1980’li yıllar ile 2008 krizi arası dönem, dünya genelinde merkez bankalarının itibarlarının arttığı yıllar idi. 1979’da ABD merkez bankası başkanlığına getirilen ve 1987’ye kadar bu görevde kalan Paul Volcker, sermaye çevreleri tarafından ABD ekonomisini uçurumun eşiğinden alan kişi ilan edildi. Ardından gelen Alan Greenspan ise, 2006’da görevden ayrılana kadar aynı çevreler tarafından merkez bankacılığın “gurusu” olarak görüldü. Özellikle ABD ekonomisi için bu dönemin temel mottosu Büyük İtidal (Great Moderation) idi.
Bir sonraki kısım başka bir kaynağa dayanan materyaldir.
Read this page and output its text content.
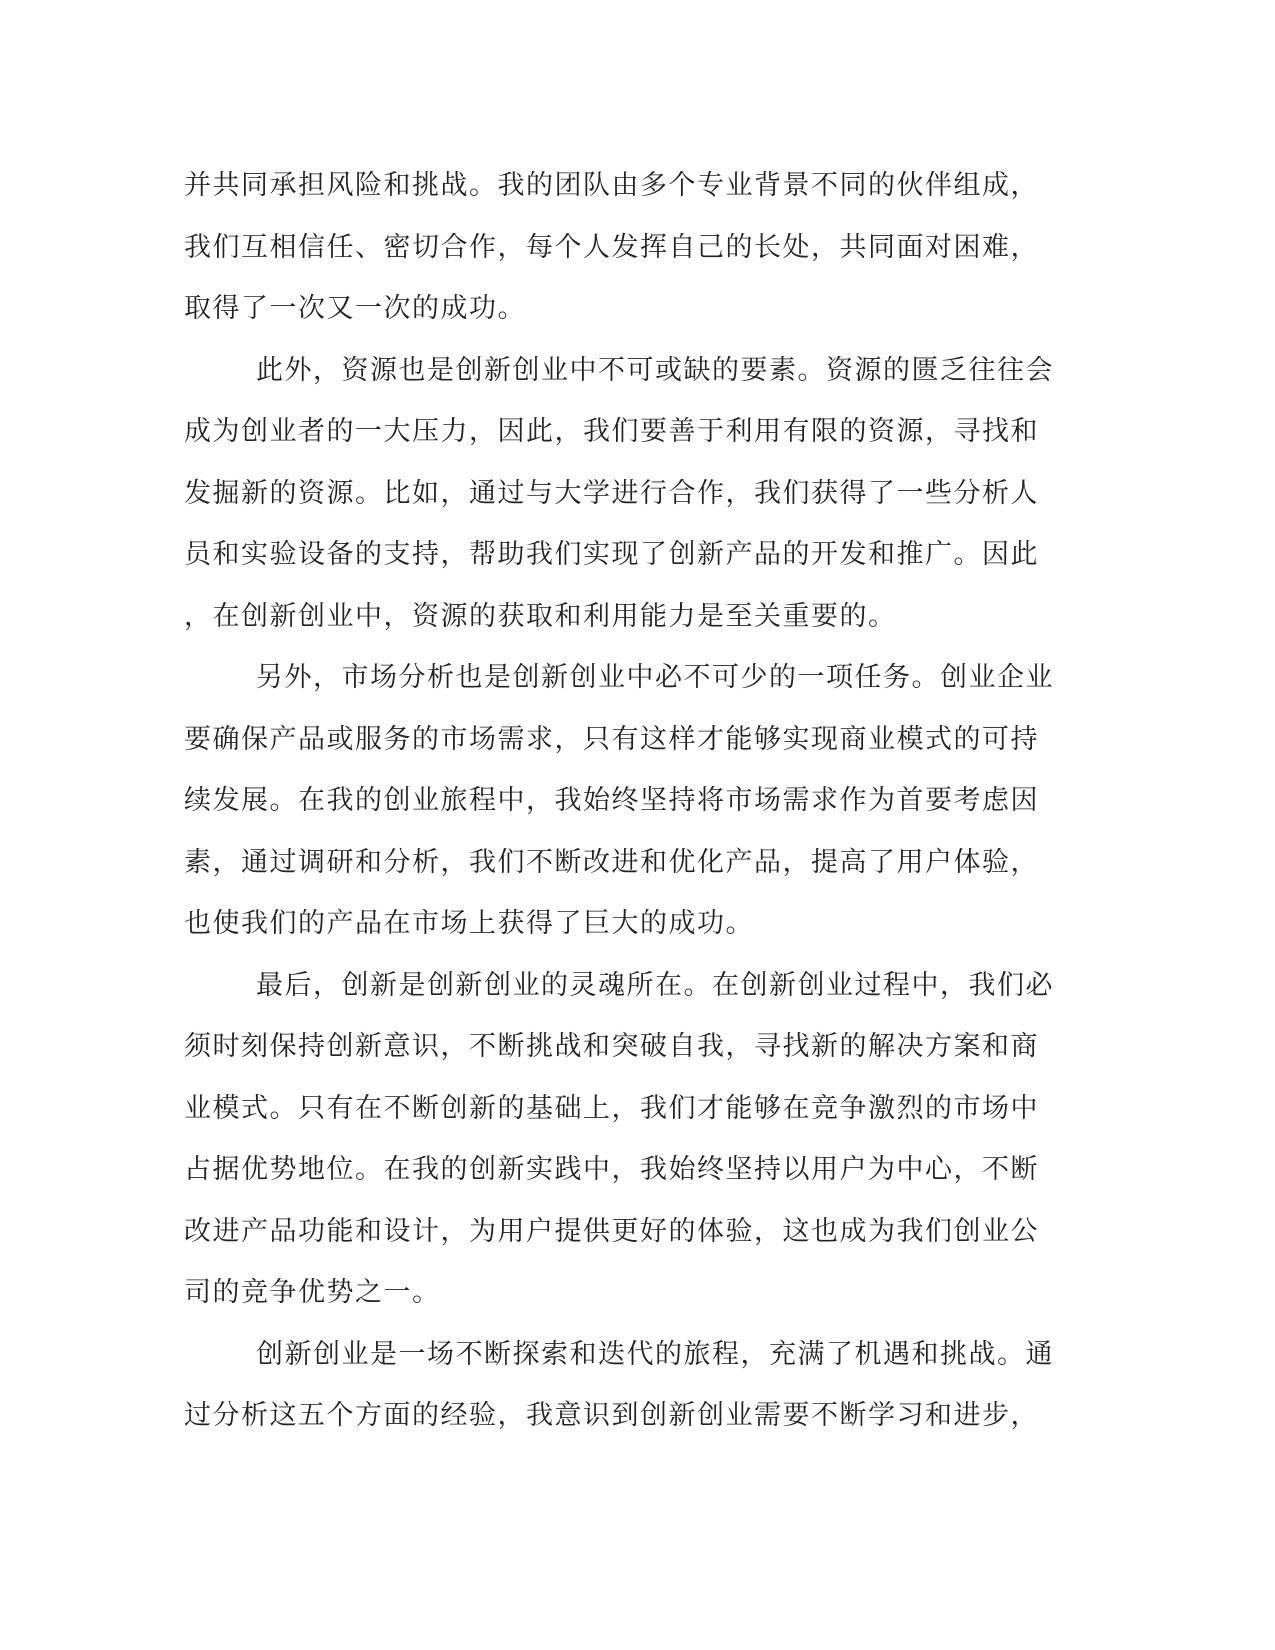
并共同承担风险和挑战。我的团队由多个专业背景不同的伙伴组成，
我们互相信任、密切合作，每个人发挥自己的长处，共同面对困难，
取得了一次又一次的成功。
此外，资源也是创新创业中不可或缺的要素。资源的匮乏往往会
成为创业者的一大压力，因此，我们要善于利用有限的资源，寻找和
发掘新的资源。比如，通过与大学进行合作，我们获得了一些分析人
员和实验设备的支持，帮助我们实现了创新产品的开发和推广。因此
，在创新创业中，资源的获取和利用能力是至关重要的。
另外，市场分析也是创新创业中必不可少的一项任务。创业企业
要确保产品或服务的市场需求，只有这样才能够实现商业模式的可持
续发展。在我的创业旅程中，我始终坚持将市场需求作为首要考虑因
素，通过调研和分析，我们不断改进和优化产品，提高了用户体验，
也使我们的产品在市场上获得了巨大的成功。
最后，创新是创新创业的灵魂所在。在创新创业过程中，我们必
须时刻保持创新意识，不断挑战和突破自我，寻找新的解决方案和商
业模式。只有在不断创新的基础上，我们才能够在竞争激烈的市场中
占据优势地位。在我的创新实践中，我始终坚持以用户为中心，不断
改进产品功能和设计，为用户提供更好的体验，这也成为我们创业公
司的竞争优势之一。
创新创业是一场不断探索和迭代的旅程，充满了机遇和挑战。通
过分析这五个方面的经验，我意识到创新创业需要不断学习和进步，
Büyük İtidal’in anlamı, 1970’lerdeki kriz sonrasında ABD ekonomisinin istikrar kazanması, gerek enflasyonda gerekse büyümede büyük oynaklıkların ortadan kalkmasıydı. Bunun farklı nedenleri tartışılsa da, merkez bankaları bu süreçte kendi paylarının büyük olduğunu düşünüyordu. 2000’lere gelindiğinde, gelişkin makroekonomik modeller sayesinde artık büyük çaplı ekonomik oynaklıkların ve hatta ekonomik krizlerin geride kaldığı, anaakım iktisatçılar ve merkez bankacılar arasında yaygın bir inanç haline gelmişti. Ta ki, 2008’de tüm bu ışıltılı dünya çökene kadar!
KRİZİN AŞAMALARI
2008’de patlak veren küresel ekonomik kriz farklı aşamalardan geçti ve halen etkisini sürdürüyor. Krizin ilk aşaması, ABD’de yaşanan çöküş idi. ABD’deki çöküş sonrasında batan şirketlerin kurtarılması, faiz oranlarının sıfıra yakın bir noktaya çekilmesi ve sonrasında da art arda uygulanan parasal genişleme programları, krize karşı verilen üç temel politika tepkisi idi. Krizin Avrupa’ya varması uzun sürmedi. Kriz Avrupa’yı vurduğunda, krizin ikinci aşaması başlamış ve firmaların iflasları düzeyinden devletlerin iflası düzeyine geçilmişti. Avrupa’da politika yapıcıların krize karşı uyguladığı program, ABD’dekinden farklı olarak, kemer sıkma uygulamalarına dayanıyordu. Bu politikalar, görünüşte, emek verimliliği Kuzey Avrupa ülkelerine göre düşük olan Güney’li ülkelerin emek piyasalarının esnekleştirilmesine ve bu yolla üretkenliğin artırılarak ülkelerin dış açıklarının kapatılmasına dayanıyordu. Ancak yaşanan, krizin daha da derinleşmesi ve Avrupa genelinde çalışanların ellerinde kalan son sosyal haklarının da tasfiye edilmesi oldu. Bu süreç halen devam ediyor.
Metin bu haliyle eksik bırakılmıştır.